ORADA DURDUĞU HER GÜN BU HALKA ZARAR: Kalkıp Birleşmiş Milletler’de Paris Antlaşması’ndan bahsedip sonra onlarca araçlık konvoyuyla, özel uçaklarıyla şahsı için onca karbon salınımına sebep olan Erdoğan’ın Saray’ın kapısından çıkması bile doğaya zarar, Saray’ından çıkmasa bile günlük 8 milyonluk masrafıyla orada durduğu her gün bu halka zarar. Bu zararın önünde ceket iliklemeyi reddediyoruz. Her gün ortalama 5 kadının öldürüldüğü bir memlekette çıkıp da aymazca kadın erkek eşitliği fıtrata aykırıdır diyen bir kişinin önünde saygı duruşunda bulunmayı reddediyoruz Bu memleket Afganistan olmasın diye yüzbinlerce insanın öldüğü bir tarihi sadece hamaset söylemelerinde hatırlayan ve "Türkiye’nin Taliban inancıyla ters bir yanı yok" diyebilen bir kişinin saçmalıklarına daha fazla tahammül etmeyi reddediyoruz.
SENİN DAHİL OLDUĞUN HER KÖTÜLÜĞÜN KARŞISINDAYIZ: Erdoğan, hani sermayedarlara parsel parsel sattığın, müteahhitlere, talan ettirdiğin topraklardan birinde, İkizdere'de direnen halka söylediğin ‘Türkiye’nin değişik yerlerinden ne kadar sol varsa, komünist varsa alıp buraya getiriyorlar. Siz bizim önümüzü kesemezsiniz’ diyordun ya; Haberin olsun Türkiye’nin dört bir köşesindeki solun, sistemin öğüttüğü emekçinin, ötekileştirdiğiniz ‘marjinal grupların’, adil bir dünya için mücadele eden, eşit bir hayat mümkün diyen sosyalistin seçerek TBMM çatısı altına getirdikleriyiz biz. Yani sadece İkizdere’de değil, Soma'da, Adliyelerde, Boğaziçi’nde, Çorlu'da, değil, burdayız da...Yani senin dahil olduğun her kötülüğün karşısındayız ve tam bu nedenle seni zoraki saygıyla falan dinlemeyi reddediyoruz!
BİZ BU OYUNDA YOKUZ: Kuşkusuz bu tavrımızın sadece sembolik bir yanı olduğunun farkındayız. Ancak TBMM çatısı altında da şimdilik sayımızın azlığına bakmadan, aynı duygu ve düşünceleri yüreğinde ve aklında taşıyan milyonlarca yurttaşımız gibi bizim de her gün defalarca tekrarlanan yalanları dinlemeye sabrımız kalmadı. Halkımızdan ve haklılığımızdan aldığımız güçle biz bu oyunda yokuz diyoruz.
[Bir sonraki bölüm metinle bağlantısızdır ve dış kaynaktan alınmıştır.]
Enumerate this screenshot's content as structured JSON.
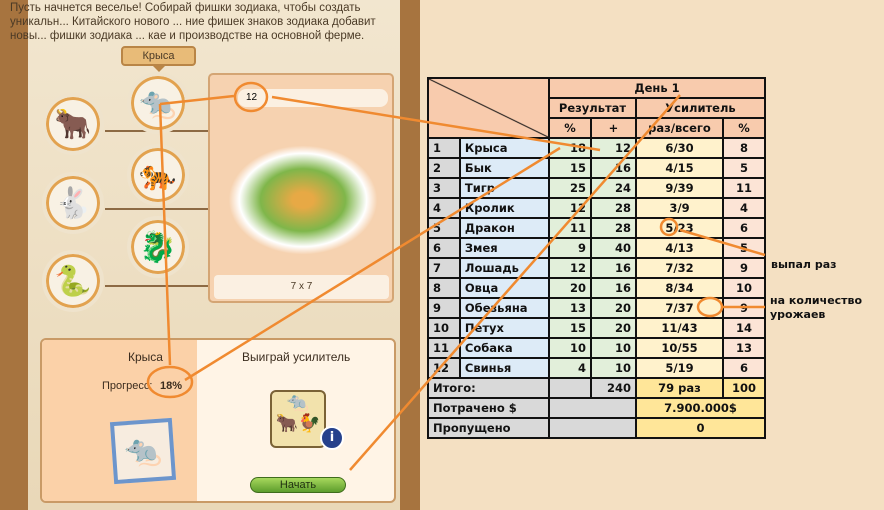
{
  "game": {
    "intro": "Пусть начнется веселье! Собирай фишки зодиака, чтобы создать уникальн... Китайского нового ... ние фишек знаков зодиака добавит новы... фишки зодиака ... кае и производстве на основной ферме.",
    "tooltip": "Крыса",
    "tokens": [
      {
        "icon": "rat-icon"
      },
      {
        "icon": "ox-icon"
      },
      {
        "icon": "tiger-icon"
      },
      {
        "icon": "rabbit-icon"
      },
      {
        "icon": "dragon-icon"
      },
      {
        "icon": "snake-icon"
      }
    ],
    "card": {
      "count": "12",
      "size": "7 x 7"
    },
    "tab_left": "Крыса",
    "tab_right": "Выиграй усилитель",
    "progress_label": "Прогресс:",
    "progress_value": "18%",
    "start_button": "Начать"
  },
  "table": {
    "day": "День 1",
    "result": "Результат",
    "booster": "Усилитель",
    "sub": [
      "%",
      "+",
      "раз/всего",
      "%"
    ],
    "rows": [
      [
        "1",
        "Крыса",
        "18",
        "12",
        "6/30",
        "8"
      ],
      [
        "2",
        "Бык",
        "15",
        "16",
        "4/15",
        "5"
      ],
      [
        "3",
        "Тигр",
        "25",
        "24",
        "9/39",
        "11"
      ],
      [
        "4",
        "Кролик",
        "12",
        "28",
        "3/9",
        "4"
      ],
      [
        "5",
        "Дракон",
        "11",
        "28",
        "5/23",
        "6"
      ],
      [
        "6",
        "Змея",
        "9",
        "40",
        "4/13",
        "5"
      ],
      [
        "7",
        "Лошадь",
        "12",
        "16",
        "7/32",
        "9"
      ],
      [
        "8",
        "Овца",
        "20",
        "16",
        "8/34",
        "10"
      ],
      [
        "9",
        "Обезьяна",
        "13",
        "20",
        "7/37",
        "9"
      ],
      [
        "10",
        "Петух",
        "15",
        "20",
        "11/43",
        "14"
      ],
      [
        "11",
        "Собака",
        "10",
        "10",
        "10/55",
        "13"
      ],
      [
        "12",
        "Свинья",
        "4",
        "10",
        "5/19",
        "6"
      ]
    ],
    "total_label": "Итого:",
    "total_plus": "240",
    "total_times": "79 раз",
    "total_pct": "100",
    "spent_label": "Потрачено $",
    "spent_value": "7.900.000$",
    "missed_label": "Пропущено",
    "missed_value": "0"
  },
  "annotations": {
    "dropped": "выпал раз",
    "harvests_1": "на количество",
    "harvests_2": "урожаев"
  },
  "colors": {
    "arrow": "#f08a30",
    "header": "#f8cbad",
    "total": "#ffe699"
  }
}
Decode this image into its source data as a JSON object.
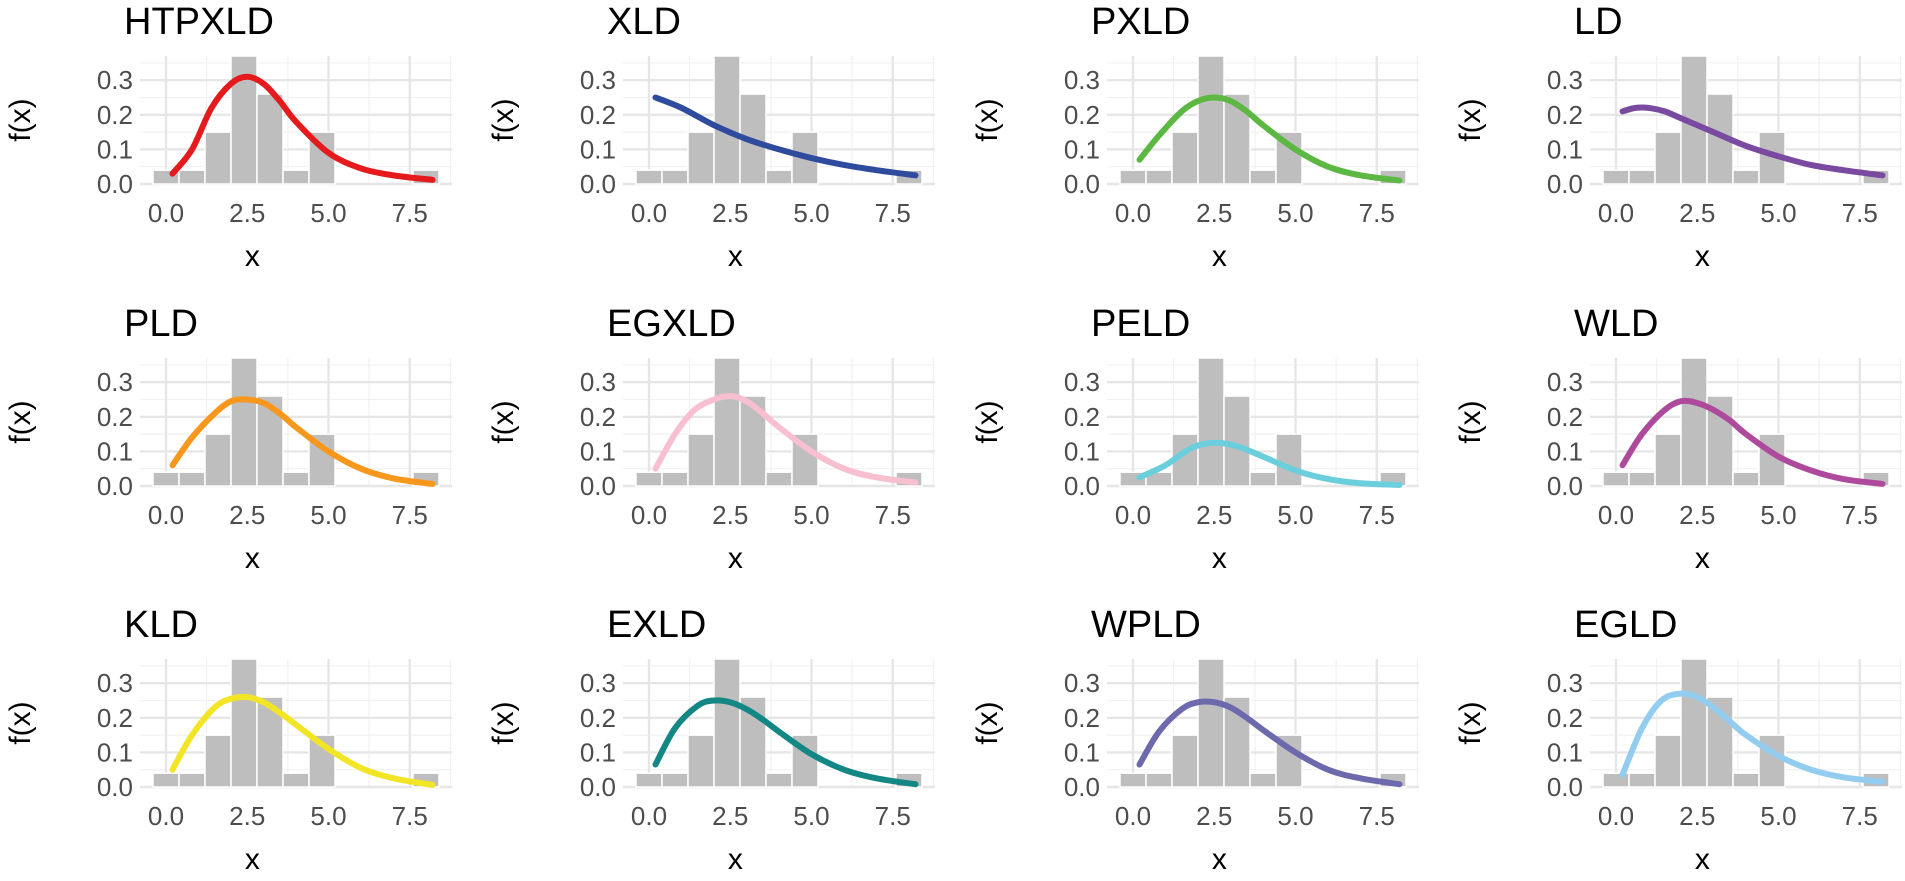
{
  "chart_data": {
    "type": "faceted histogram with fitted density curves",
    "layout": {
      "rows": 3,
      "cols": 4
    },
    "xlabel": "x",
    "ylabel": "f(x)",
    "xlim": [
      -0.8,
      8.8
    ],
    "ylim": [
      0,
      0.37
    ],
    "x_ticks": [
      0.0,
      2.5,
      5.0,
      7.5
    ],
    "x_tick_labels": [
      "0.0",
      "2.5",
      "5.0",
      "7.5"
    ],
    "y_ticks": [
      0.0,
      0.1,
      0.2,
      0.3
    ],
    "y_tick_labels": [
      "0.0",
      "0.1",
      "0.2",
      "0.3"
    ],
    "grid": true,
    "bar_color": "#bebebe",
    "histogram": {
      "bin_width": 0.8,
      "bin_starts": [
        -0.4,
        0.4,
        1.2,
        2.0,
        2.8,
        3.6,
        4.4,
        5.2,
        6.0,
        6.8,
        7.6
      ],
      "densities": [
        0.04,
        0.04,
        0.15,
        0.37,
        0.26,
        0.04,
        0.15,
        0.0,
        0.0,
        0.0,
        0.04
      ]
    },
    "panels": [
      {
        "title": "HTPXLD",
        "color": "#e41a1c",
        "curve": {
          "x": [
            0.2,
            0.8,
            1.4,
            2.0,
            2.5,
            3.0,
            3.5,
            4.0,
            5.0,
            6.0,
            7.0,
            8.2
          ],
          "y": [
            0.03,
            0.1,
            0.22,
            0.29,
            0.31,
            0.29,
            0.24,
            0.18,
            0.09,
            0.045,
            0.025,
            0.012
          ]
        }
      },
      {
        "title": "XLD",
        "color": "#2f4b9e",
        "curve": {
          "x": [
            0.2,
            1.0,
            2.0,
            3.0,
            4.0,
            5.0,
            6.0,
            7.0,
            8.2
          ],
          "y": [
            0.25,
            0.22,
            0.17,
            0.13,
            0.1,
            0.075,
            0.055,
            0.04,
            0.025
          ]
        }
      },
      {
        "title": "PXLD",
        "color": "#5cb843",
        "curve": {
          "x": [
            0.2,
            0.8,
            1.5,
            2.0,
            2.5,
            3.0,
            3.5,
            4.0,
            5.0,
            6.0,
            7.0,
            8.2
          ],
          "y": [
            0.07,
            0.14,
            0.21,
            0.24,
            0.25,
            0.24,
            0.21,
            0.17,
            0.1,
            0.05,
            0.025,
            0.01
          ]
        }
      },
      {
        "title": "LD",
        "color": "#7a4aa0",
        "curve": {
          "x": [
            0.2,
            0.6,
            1.0,
            1.5,
            2.0,
            3.0,
            4.0,
            5.0,
            6.0,
            7.0,
            8.2
          ],
          "y": [
            0.21,
            0.22,
            0.22,
            0.21,
            0.19,
            0.15,
            0.11,
            0.08,
            0.055,
            0.04,
            0.025
          ]
        }
      },
      {
        "title": "PLD",
        "color": "#f7971c",
        "curve": {
          "x": [
            0.2,
            0.8,
            1.5,
            2.0,
            2.5,
            3.0,
            3.5,
            4.0,
            5.0,
            6.0,
            7.0,
            8.2
          ],
          "y": [
            0.06,
            0.14,
            0.21,
            0.245,
            0.25,
            0.24,
            0.21,
            0.17,
            0.1,
            0.05,
            0.022,
            0.006
          ]
        }
      },
      {
        "title": "EGXLD",
        "color": "#f7bfd0",
        "curve": {
          "x": [
            0.2,
            0.8,
            1.4,
            2.0,
            2.5,
            3.0,
            3.5,
            4.0,
            5.0,
            6.0,
            7.0,
            8.2
          ],
          "y": [
            0.05,
            0.15,
            0.22,
            0.25,
            0.26,
            0.245,
            0.21,
            0.17,
            0.1,
            0.05,
            0.025,
            0.01
          ]
        }
      },
      {
        "title": "PELD",
        "color": "#6bcedc",
        "curve": {
          "x": [
            0.2,
            1.0,
            1.8,
            2.5,
            3.2,
            4.0,
            5.0,
            6.0,
            7.0,
            8.2
          ],
          "y": [
            0.025,
            0.06,
            0.11,
            0.125,
            0.115,
            0.085,
            0.045,
            0.02,
            0.008,
            0.003
          ]
        }
      },
      {
        "title": "WLD",
        "color": "#ae4a9c",
        "curve": {
          "x": [
            0.2,
            0.8,
            1.5,
            2.0,
            2.5,
            3.0,
            3.5,
            4.0,
            5.0,
            6.0,
            7.0,
            8.2
          ],
          "y": [
            0.06,
            0.15,
            0.22,
            0.245,
            0.24,
            0.22,
            0.19,
            0.15,
            0.085,
            0.045,
            0.02,
            0.006
          ]
        }
      },
      {
        "title": "KLD",
        "color": "#f1e525",
        "curve": {
          "x": [
            0.2,
            0.8,
            1.5,
            2.0,
            2.5,
            3.0,
            3.5,
            4.0,
            5.0,
            6.0,
            7.0,
            8.2
          ],
          "y": [
            0.05,
            0.15,
            0.23,
            0.255,
            0.26,
            0.245,
            0.215,
            0.18,
            0.11,
            0.055,
            0.025,
            0.006
          ]
        }
      },
      {
        "title": "EXLD",
        "color": "#138784",
        "curve": {
          "x": [
            0.2,
            0.8,
            1.5,
            2.0,
            2.5,
            3.0,
            3.5,
            4.0,
            5.0,
            6.0,
            7.0,
            8.2
          ],
          "y": [
            0.065,
            0.17,
            0.235,
            0.25,
            0.245,
            0.225,
            0.195,
            0.16,
            0.095,
            0.05,
            0.025,
            0.008
          ]
        }
      },
      {
        "title": "WPLD",
        "color": "#6c6aac",
        "curve": {
          "x": [
            0.2,
            0.8,
            1.5,
            2.0,
            2.5,
            3.0,
            3.5,
            4.0,
            5.0,
            6.0,
            7.0,
            8.2
          ],
          "y": [
            0.065,
            0.16,
            0.225,
            0.245,
            0.245,
            0.23,
            0.2,
            0.165,
            0.1,
            0.05,
            0.025,
            0.008
          ]
        }
      },
      {
        "title": "EGLD",
        "color": "#92cdf0",
        "curve": {
          "x": [
            0.2,
            0.8,
            1.4,
            2.0,
            2.5,
            3.0,
            3.5,
            4.0,
            5.0,
            6.0,
            7.0,
            8.2
          ],
          "y": [
            0.035,
            0.17,
            0.25,
            0.27,
            0.26,
            0.23,
            0.19,
            0.15,
            0.09,
            0.05,
            0.028,
            0.015
          ]
        }
      }
    ]
  }
}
Haklı olanın güçleneceğine ve bu oyuna son vereceğimize inancımız tam. Bu inanç ve kararlılıkla yeni yasama döneminde hem parlamentoda hem fabrikalarda, okullarda, sokaklarda halkın mücadelesini büyütmeye her türlü halk düşmanı uygulamalara karşı kararlılıkla mücadeleye devam edeceğiz.
BU BIKTIĞIMIZ SESİ EKRANLARDAN DEĞİL, DURUŞMA SALONLARINDAN İZLEYECEĞİZ: Halkımıza da söz veriyoruz. Bu artık bıktığımız sesi, günlük hayatımızdan çıkarıp, kürsülerden, ekranlardan değil duruşma salonlarında ayakta ve ceketi halkın önünde iliklenmiş olarak dinleyeceğimiz günleri hep birlikte getireceğiz."